This bill amends various chapters of the General Laws to establish a requirement for health insurance policies to cover acute mental health crisis mobile response and stabilization services for children and youth aged 18 and younger. The new section, titled "Acute mental health crisis mobile response and stabilization services," defines these services as a behavioral health crisis intervention system that provides immediate de-escalation, stabilization, and follow-up care by certified providers. The bill outlines specific symptoms that may necessitate these services, including aggression, self-injury, trauma, acute depression or anxiety, challenges at school, suicidal or homicidal thoughts or behaviors, and extreme parent-child conflict.

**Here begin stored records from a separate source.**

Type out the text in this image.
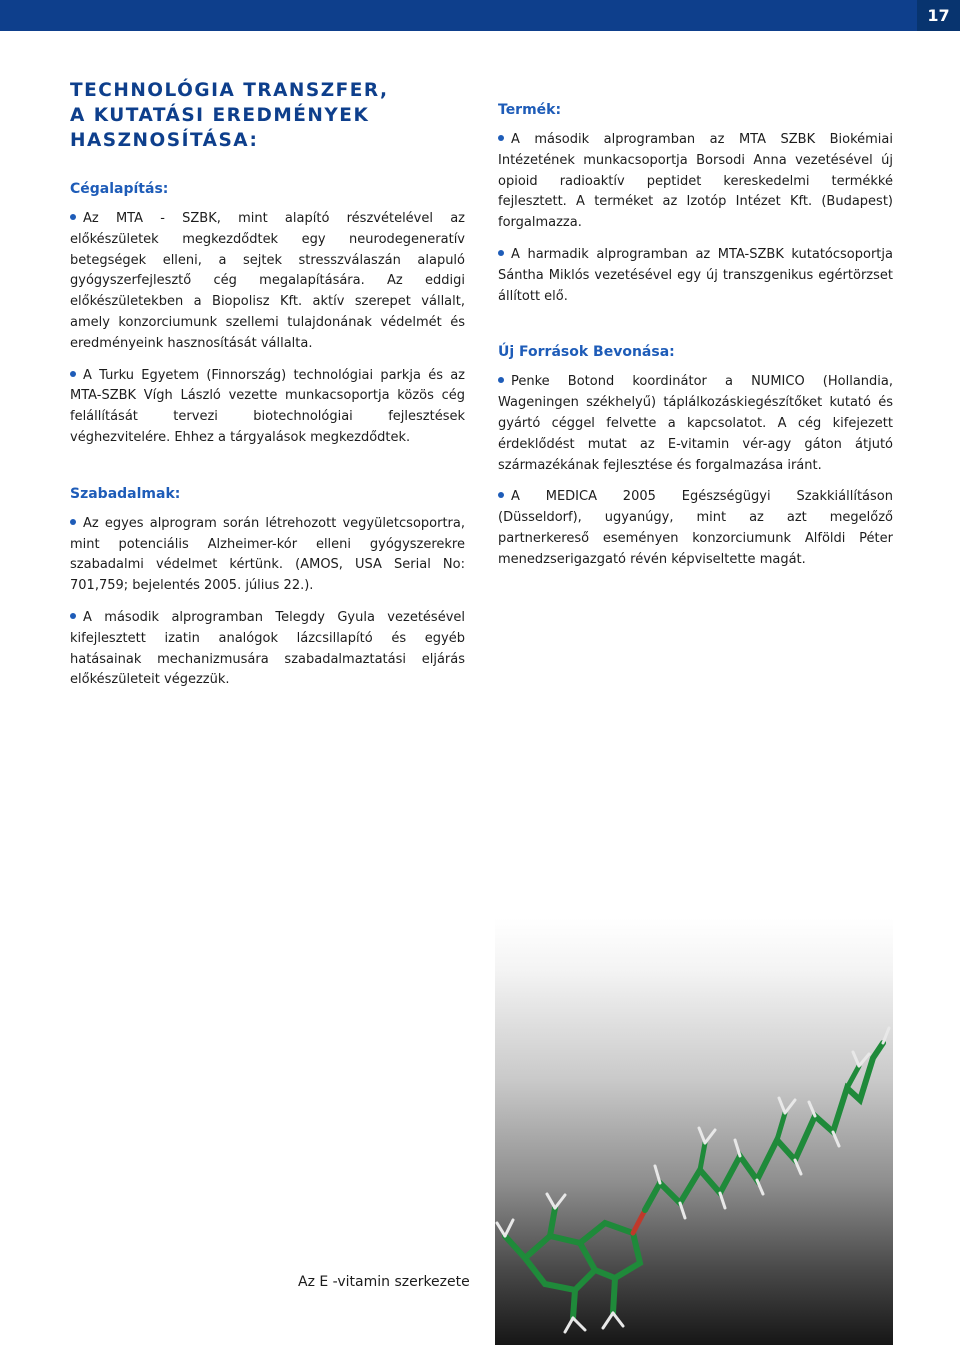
17
TECHNOLÓGIA TRANSZFER,
A KUTATÁSI EREDMÉNYEK
HASZNOSÍTÁSA:
Cégalapítás:

Az MTA - SZBK, mint alapító részvételével az előkészületek megkezdődtek egy neurodegeneratív betegségek elleni, a sejtek stresszválaszán alapuló gyógyszerfejlesztő cég megalapítására. Az eddigi előkészületekben a Biopolisz Kft. aktív szerepet vállalt, amely konzorciumunk szellemi tulajdonának védelmét és eredményeink hasznosítását vállalta.

A Turku Egyetem (Finnország) technológiai parkja és az MTA-SZBK Vígh László vezette munkacsoportja közös cég felállítását tervezi biotechnológiai fejlesztések véghezvitelére. Ehhez a tárgyalások megkezdődtek.

Szabadalmak:

Az egyes alprogram során létrehozott vegyületcsoportra, mint potenciális Alzheimer-kór elleni gyógyszerekre szabadalmi védelmet kértünk. (AMOS, USA Serial No: 701,759; bejelentés 2005. július 22.).

A második alprogramban Telegdy Gyula vezetésével kifejlesztett izatin analógok lázcsillapító és egyéb hatásainak mechanizmusára szabadalmaztatási eljárás előkészületeit végezzük.

Termék:

A második alprogramban az MTA SZBK Biokémiai Intézetének munkacsoportja Borsodi Anna vezetésével új opioid radioaktív peptidet kereskedelmi termékké fejlesztett. A terméket az Izotóp Intézet Kft. (Budapest) forgalmazza.

A harmadik alprogramban az MTA-SZBK kutatócsoportja Sántha Miklós vezetésével egy új transzgenikus egértörzset állított elő.

Új Források Bevonása:

Penke Botond koordinátor a NUMICO (Hollandia, Wageningen székhelyű) táplálkozáskiegészítőket kutató és gyártó céggel felvette a kapcsolatot. A cég kifejezett érdeklődést mutat az E-vitamin vér-agy gáton átjutó származékának fejlesztése és forgalmazása iránt.

A MEDICA 2005 Egészségügyi Szakkiállításon (Düsseldorf), ugyanúgy, mint az azt megelőző partnerkereső eseményen konzorciumunk Alföldi Péter menedzserigazgató révén képviseltette magát.

Az E -vitamin szerkezete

Starting January 1, 2026, all individual or group health insurance contracts and medical expense policies delivered, issued for delivery, or renewed in the state must include coverage for these mobile response and stabilization services, consistent with the core components of the mobile crisis model and in accordance with the insurers' existing reimbursement, credentialing, and contracting processes. However, the bill specifies that this requirement does not apply to certain types of insurance coverage, including hospital confinement indemnity, disability income, accident-only policies, long-term care, Medicare supplement, limited benefit health, specified disease indemnity, and other limited benefit policies. The act aims to ensure timely access to necessary mental health interventions for eligible individuals.